The Decisive Network by Nadya Bair;

The Decisive Network by Nadya Bair;

Author:Nadya Bair; [Неизв.]
Language: eng
Format: epub
ISBN: 9780520300354
Publisher: University of California Press


FIGURE 88 “A Baby’s Momentous First Five Minutes,” Life (November 16, 1959), 110–111. © Eve Arnold/Magnum Photos. Courtesy of International Center of Photography.

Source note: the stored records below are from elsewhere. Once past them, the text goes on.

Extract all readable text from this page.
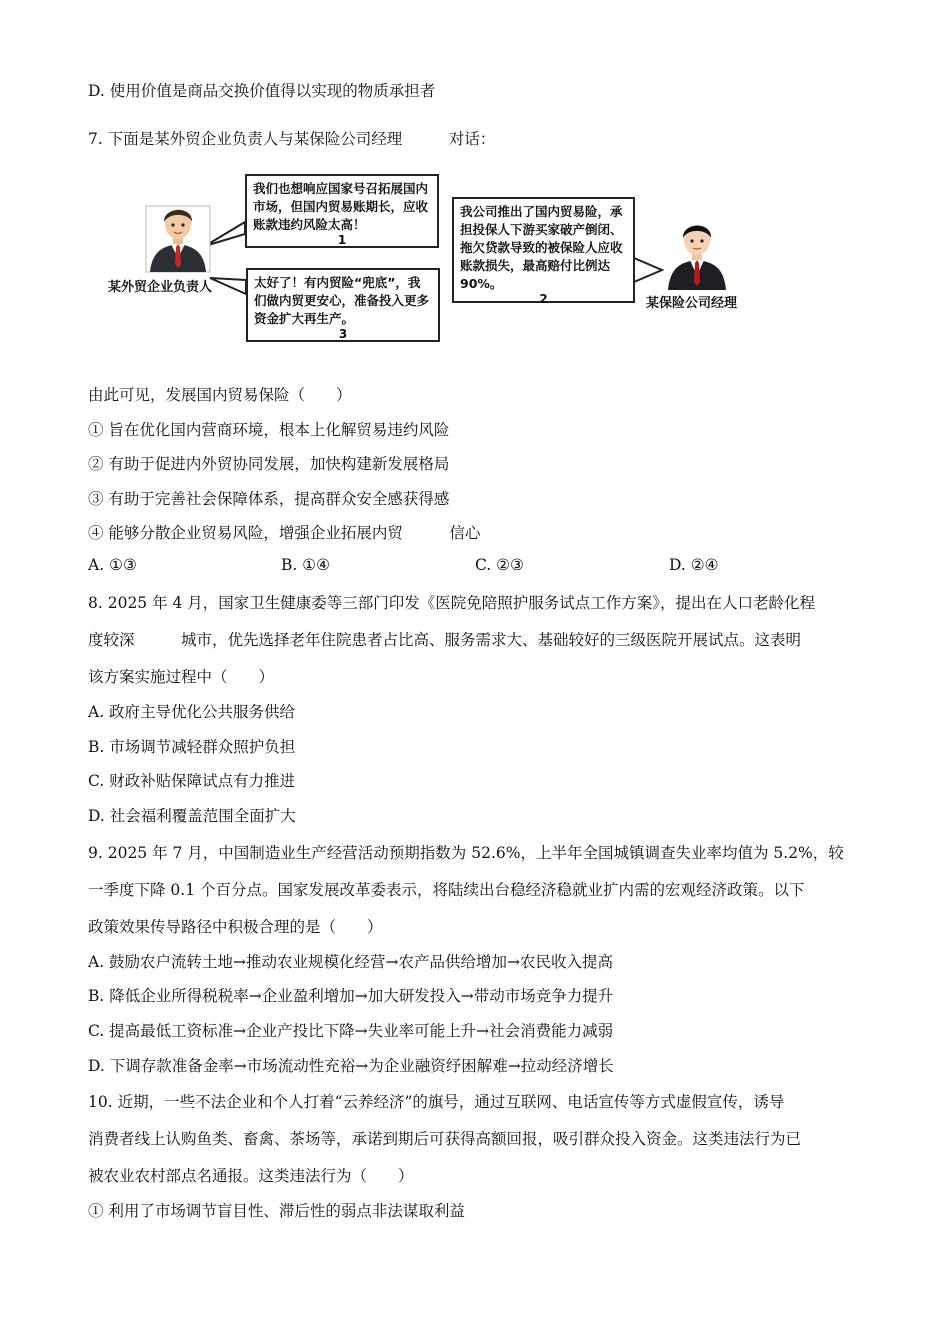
D. 使用价值是商品交换价值得以实现的物质承担者
7. 下面是某外贸企业负责人与某保险公司经理　　　对话：
我们也想响应国家号召拓展国内市场，但国内贸易账期长，应收账款违约风险太高！
1
太好了！有内贸险“兜底”，我们做内贸更安心，准备投入更多资金扩大再生产。
3
我公司推出了国内贸易险，承担投保人下游买家破产倒闭、拖欠贷款导致的被保险人应收账款损失，最高赔付比例达90%。
2
某外贸企业负责人
某保险公司经理
由此可见，发展国内贸易保险（　　）
① 旨在优化国内营商环境，根本上化解贸易违约风险
② 有助于促进内外贸协同发展，加快构建新发展格局
③ 有助于完善社会保障体系，提高群众安全感获得感
④ 能够分散企业贸易风险，增强企业拓展内贸　　　信心
A. ①③	B. ①④	C. ②③	D. ②④
8. 2025 年 4 月，国家卫生健康委等三部门印发《医院免陪照护服务试点工作方案》，提出在人口老龄化程
度较深　　　城市，优先选择老年住院患者占比高、服务需求大、基础较好的三级医院开展试点。这表明
该方案实施过程中（　　）
A. 政府主导优化公共服务供给
B. 市场调节减轻群众照护负担
C. 财政补贴保障试点有力推进
D. 社会福利覆盖范围全面扩大
9. 2025 年 7 月，中国制造业生产经营活动预期指数为 52.6%，上半年全国城镇调查失业率均值为 5.2%，较
一季度下降 0.1 个百分点。国家发展改革委表示，将陆续出台稳经济稳就业扩内需的宏观经济政策。以下
政策效果传导路径中积极合理的是（　　）
A. 鼓励农户流转土地→推动农业规模化经营→农产品供给增加→农民收入提高
B. 降低企业所得税税率→企业盈利增加→加大研发投入→带动市场竞争力提升
C. 提高最低工资标准→企业产投比下降→失业率可能上升→社会消费能力减弱
D. 下调存款准备金率→市场流动性充裕→为企业融资纾困解难→拉动经济增长
10. 近期，一些不法企业和个人打着“云养经济”的旗号，通过互联网、电话宣传等方式虚假宣传，诱导
消费者线上认购鱼类、畜禽、茶场等，承诺到期后可获得高额回报，吸引群众投入资金。这类违法行为已
被农业农村部点名通报。这类违法行为（　　）
① 利用了市场调节盲目性、滞后性的弱点非法谋取利益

At Magnum, the pictures earned Arnold double praise as both editorial and advertising work. The Paris bureau editor, Michel Chevalier, called the photo essay a prime example of “a good story, picked, photographed, edited, and distributed with care.” These were the kinds of photo stories, he explained, that sustained Magnum’s editorial income and that helped it earn more per story than any other agency in Europe.131 In New York, Inge Bondi saw in it a new way to promote the photographer to future clients. “Make your next baby an Arnold baby,” she wrote in a publicity mailing to her advertising network, attaching the Mennen ad for reference.132

While Arnold showed that advertising and editorial photography were not mutually exclusive, an advertising campaign seemingly gone awry led Elliott Erwitt to make the most famous news photograph of his career and of the Cold War. It happened in the summer of 1959 at the American Exhibition in Moscow—a giant fair organized by the U.S. Information Agency to show off the riches of American culture and make Soviet citizens think twice about their stereotypes of capitalist society.133 The fair included exhibitions of American art and photography (including Edward Steichen’s already famous Family of Man), fashion shows with American models, a multiscreen cinematic feat by Charles and Ray Eames called “Glimpses of America,” and a model American home with all of the latest appliances. Realizing a great promotional opportunity, American companies had lined up to send their toasters and washing machines to Moscow. Magnum, for its part, saw that the expo could yield infinite photographic possibilities, from publicity reports about individual exhibitors that Magnum could sell to the press as news, to advertising pictures for specific products.134 The agency wrote to a slew of companies advertising its services and even temporarily hired John Williams, a former public relations manager from General Dynamics Corporation, to organize Magnum’s Moscow coverage.135

When Elliott Erwitt went to Moscow that summer, he had an assignment to photograph Westinghouse refrigerators, but it is not clear that he succeeded in shooting the campaign or any other advertisements.136 Like his Magnum colleagues—Rodger in the Sahara and Arnold in the delivery room—he knew that there was much more to the story than refrigerators. With his photography permit secured, he turned his camera on Soviet visitors watching the fashion shows and studying displays of consumer goods.137 He was there when Richard Nixon stood in an American model kitchen and debated Khrushchev on the advantages of American consumer goods. Working alongside Life staffer Howard Sochurek, Erwitt snapped close-ups of the debate (fig. 89). Life published both of their pictures on August 3, 1959, pairing a shot of Khrushchev shaking his fist (by Sochurek) with one of Nixon in apparent retaliation (by Erwitt). Together the photographs gave readers a sense of how the event had unfolded—a sequential layout trick that Life publisher Henry Luce encouraged his art directors to employ as frequently as possible.